In December, Secretary of State Jocelyn Benson, represented by attorneys with the state's Attorney General's office, successfully filed a motion to be added to the case as a named defendant.
In recent hearings DePerno and Assistant Attorney General Erik Grill have each taken swipes at the other for discovery delays and the judge referenced timeliness in his ruling Monday.
"There's no doubt in my mind that if Mr. DePerno, Mr Bailey, believed that there was a problem or an issue that could be developed through discovery in the other townships, that that would have come in a timely way," Elsenheimer said.
"It did not come," the judge added. "It is now May 10, we are outside discovery, and the court believes the additional expense, annoyance, work associated . . . would exceed the value of discovery that they would produce."
Several area attorneys representing the various 15 named townships attended the remote hearing. Elsenheimer invited them to stay for the rest of the hearing as arguments on other issues developed, but none did.
DePerno previously subpoenaed several non-party Michigan counties, seeking their voting data, and defense motions filed in 13th Circuit Court to quash those subpoenas were granted by Elsenheimer last month.
DePerno had argued obtaining the data from the other counties was critical for his case, and said the same of the township data.
"There's no review of any race below the presidential race," DePerno argued, prior to the judge's ruling. "We haven't inspected absentee ballots, we haven't inspected the envelopes that come with absentee ballots, we haven't looked a signatures, we haven't looked at the type of paper that was used in these ballots, we haven't looked at how the absentee ballots were folded, we haven't looked at any of that stuff."
In Maricopa County, Arizona, a judge ruled the Republican-led Senate there could hire a third-party contractor to conduct an audit of the 2.1 million ballots cast in the 2020 election.
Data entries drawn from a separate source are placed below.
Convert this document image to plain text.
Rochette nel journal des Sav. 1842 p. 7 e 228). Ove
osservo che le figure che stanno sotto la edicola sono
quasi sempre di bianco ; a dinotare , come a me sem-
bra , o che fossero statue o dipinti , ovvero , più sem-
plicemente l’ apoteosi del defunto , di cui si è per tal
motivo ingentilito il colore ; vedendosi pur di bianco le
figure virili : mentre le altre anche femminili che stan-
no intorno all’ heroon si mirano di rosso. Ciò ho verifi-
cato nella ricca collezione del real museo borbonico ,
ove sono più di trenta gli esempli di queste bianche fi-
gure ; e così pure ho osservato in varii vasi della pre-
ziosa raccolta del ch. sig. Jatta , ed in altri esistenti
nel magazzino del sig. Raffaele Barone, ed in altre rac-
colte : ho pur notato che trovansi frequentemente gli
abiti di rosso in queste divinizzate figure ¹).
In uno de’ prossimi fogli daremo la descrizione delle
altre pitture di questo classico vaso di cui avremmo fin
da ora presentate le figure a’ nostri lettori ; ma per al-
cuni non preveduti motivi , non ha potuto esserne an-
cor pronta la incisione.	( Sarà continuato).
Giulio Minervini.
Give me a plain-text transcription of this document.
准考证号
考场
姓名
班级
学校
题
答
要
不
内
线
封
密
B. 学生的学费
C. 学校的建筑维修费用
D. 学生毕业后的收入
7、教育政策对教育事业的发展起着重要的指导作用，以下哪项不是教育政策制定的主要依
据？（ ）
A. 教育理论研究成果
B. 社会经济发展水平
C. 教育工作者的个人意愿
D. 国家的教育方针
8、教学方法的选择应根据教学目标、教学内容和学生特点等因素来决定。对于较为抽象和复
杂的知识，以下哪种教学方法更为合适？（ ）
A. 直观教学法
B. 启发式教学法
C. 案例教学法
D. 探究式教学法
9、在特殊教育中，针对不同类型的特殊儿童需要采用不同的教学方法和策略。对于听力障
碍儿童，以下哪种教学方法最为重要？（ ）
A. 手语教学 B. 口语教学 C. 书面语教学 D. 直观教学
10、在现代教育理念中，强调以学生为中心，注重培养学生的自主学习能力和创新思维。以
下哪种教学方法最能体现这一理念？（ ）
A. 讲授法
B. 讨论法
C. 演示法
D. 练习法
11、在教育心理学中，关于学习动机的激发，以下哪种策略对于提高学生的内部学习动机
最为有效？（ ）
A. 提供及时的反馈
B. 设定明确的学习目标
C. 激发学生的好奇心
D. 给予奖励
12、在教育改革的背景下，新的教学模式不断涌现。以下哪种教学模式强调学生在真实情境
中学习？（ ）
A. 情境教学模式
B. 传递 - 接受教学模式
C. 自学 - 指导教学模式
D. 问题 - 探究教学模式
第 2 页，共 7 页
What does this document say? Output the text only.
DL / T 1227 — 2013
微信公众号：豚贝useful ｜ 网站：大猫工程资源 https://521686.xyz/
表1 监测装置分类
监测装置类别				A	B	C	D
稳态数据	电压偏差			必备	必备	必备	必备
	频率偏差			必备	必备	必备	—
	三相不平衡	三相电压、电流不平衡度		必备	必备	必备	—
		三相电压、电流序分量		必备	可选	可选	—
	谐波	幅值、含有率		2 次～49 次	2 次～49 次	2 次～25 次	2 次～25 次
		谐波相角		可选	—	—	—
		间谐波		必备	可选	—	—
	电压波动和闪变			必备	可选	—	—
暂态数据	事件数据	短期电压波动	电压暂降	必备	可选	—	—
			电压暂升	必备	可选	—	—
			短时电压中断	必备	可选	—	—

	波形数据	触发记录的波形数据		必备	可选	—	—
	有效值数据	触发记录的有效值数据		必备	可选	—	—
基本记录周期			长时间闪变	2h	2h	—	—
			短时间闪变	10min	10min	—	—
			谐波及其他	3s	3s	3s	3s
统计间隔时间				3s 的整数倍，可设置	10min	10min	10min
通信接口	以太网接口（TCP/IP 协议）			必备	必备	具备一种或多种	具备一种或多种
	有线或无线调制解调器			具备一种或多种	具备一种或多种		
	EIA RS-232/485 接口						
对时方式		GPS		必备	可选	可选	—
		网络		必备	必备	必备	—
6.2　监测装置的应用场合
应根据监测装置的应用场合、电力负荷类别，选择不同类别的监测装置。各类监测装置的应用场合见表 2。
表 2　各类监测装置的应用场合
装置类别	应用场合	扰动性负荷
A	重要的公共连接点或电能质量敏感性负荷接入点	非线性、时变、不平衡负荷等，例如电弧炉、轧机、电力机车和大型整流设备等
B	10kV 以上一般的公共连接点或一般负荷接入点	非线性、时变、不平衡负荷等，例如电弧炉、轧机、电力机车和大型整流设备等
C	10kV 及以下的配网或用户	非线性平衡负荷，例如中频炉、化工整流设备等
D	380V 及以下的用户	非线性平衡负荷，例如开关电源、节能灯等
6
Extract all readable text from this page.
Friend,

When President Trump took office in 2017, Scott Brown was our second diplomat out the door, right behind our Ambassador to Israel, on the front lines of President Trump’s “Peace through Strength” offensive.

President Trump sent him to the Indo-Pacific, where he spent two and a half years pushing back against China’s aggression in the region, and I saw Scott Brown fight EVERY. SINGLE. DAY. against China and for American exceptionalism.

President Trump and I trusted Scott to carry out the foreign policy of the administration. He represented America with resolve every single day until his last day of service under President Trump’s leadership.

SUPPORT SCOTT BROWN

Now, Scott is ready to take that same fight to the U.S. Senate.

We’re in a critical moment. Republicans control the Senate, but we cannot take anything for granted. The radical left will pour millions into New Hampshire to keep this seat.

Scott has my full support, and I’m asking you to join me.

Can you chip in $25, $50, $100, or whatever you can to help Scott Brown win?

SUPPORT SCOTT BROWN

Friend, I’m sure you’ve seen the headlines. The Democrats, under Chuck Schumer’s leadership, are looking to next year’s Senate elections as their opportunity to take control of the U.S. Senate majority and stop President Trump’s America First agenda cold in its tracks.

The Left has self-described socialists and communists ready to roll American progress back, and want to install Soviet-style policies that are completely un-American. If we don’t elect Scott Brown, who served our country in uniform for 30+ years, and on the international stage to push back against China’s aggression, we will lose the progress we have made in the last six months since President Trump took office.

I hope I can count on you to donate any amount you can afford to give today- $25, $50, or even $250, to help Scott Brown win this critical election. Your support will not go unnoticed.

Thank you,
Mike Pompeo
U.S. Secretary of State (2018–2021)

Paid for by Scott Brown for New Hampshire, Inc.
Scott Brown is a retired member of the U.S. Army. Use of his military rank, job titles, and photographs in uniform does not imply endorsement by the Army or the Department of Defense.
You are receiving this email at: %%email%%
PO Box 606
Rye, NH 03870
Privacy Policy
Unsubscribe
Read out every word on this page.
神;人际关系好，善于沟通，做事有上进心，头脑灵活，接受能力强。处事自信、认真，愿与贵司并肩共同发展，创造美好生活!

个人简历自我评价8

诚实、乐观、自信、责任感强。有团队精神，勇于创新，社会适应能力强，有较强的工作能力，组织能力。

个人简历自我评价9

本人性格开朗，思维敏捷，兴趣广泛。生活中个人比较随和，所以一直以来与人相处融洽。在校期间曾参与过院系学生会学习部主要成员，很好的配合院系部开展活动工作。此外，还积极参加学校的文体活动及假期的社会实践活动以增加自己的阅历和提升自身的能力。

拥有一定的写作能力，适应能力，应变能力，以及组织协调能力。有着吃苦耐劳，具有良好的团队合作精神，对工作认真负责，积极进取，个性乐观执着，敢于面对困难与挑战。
News outlets The Washington Post, Forbes, Business Insider and others reported the auditor is directing workers to check ballots for bamboo in an effort to prove a conspiracy theory regarding Chinese interference.
DePerno referenced Maricopa County during the motion hearing Monday, as an example of an audit that looked at actual ballots, rather than data only.
The auditor hired in Maricopa County is Doug Logan of Florida-based Cyber Ninjas, who DePerno recently added to the expert witness list in Bailey's lawsuit.
On behalf of Bailey, DePerno has argued Antrim County's Dominion Voting Systems equipment is pre-programmed for fraud — a claim Dominion has repeatedly denied.
DePerno on Monday also referenced a video he and others have circulated online, of a ballot being fed into a ballot tabulator he said proves there was fraud in Antrim County's 2020 election.
In a statement, Dominion said such efforts seek to raise funds.
"Conspiracy theorists are deceiving voters about the election in order to raise money, making false and defamatory statements about Dominion in the process," Dominion said in a statement.
"The latest videos continue to ignore the thousands of post-election audits and hand recounts of voter-verified paper ballots that prove Dominion systems are accurate and reliable. We continue to take an evidence-based approach toward holding people accountable for lies."
The next hearing in the case is scheduled for May 18 at 1:30 p.m., where Elsenheimer hopes to render a decision on dismissing the case, and also hear arguments on adding defendants and allowing an amended complaint.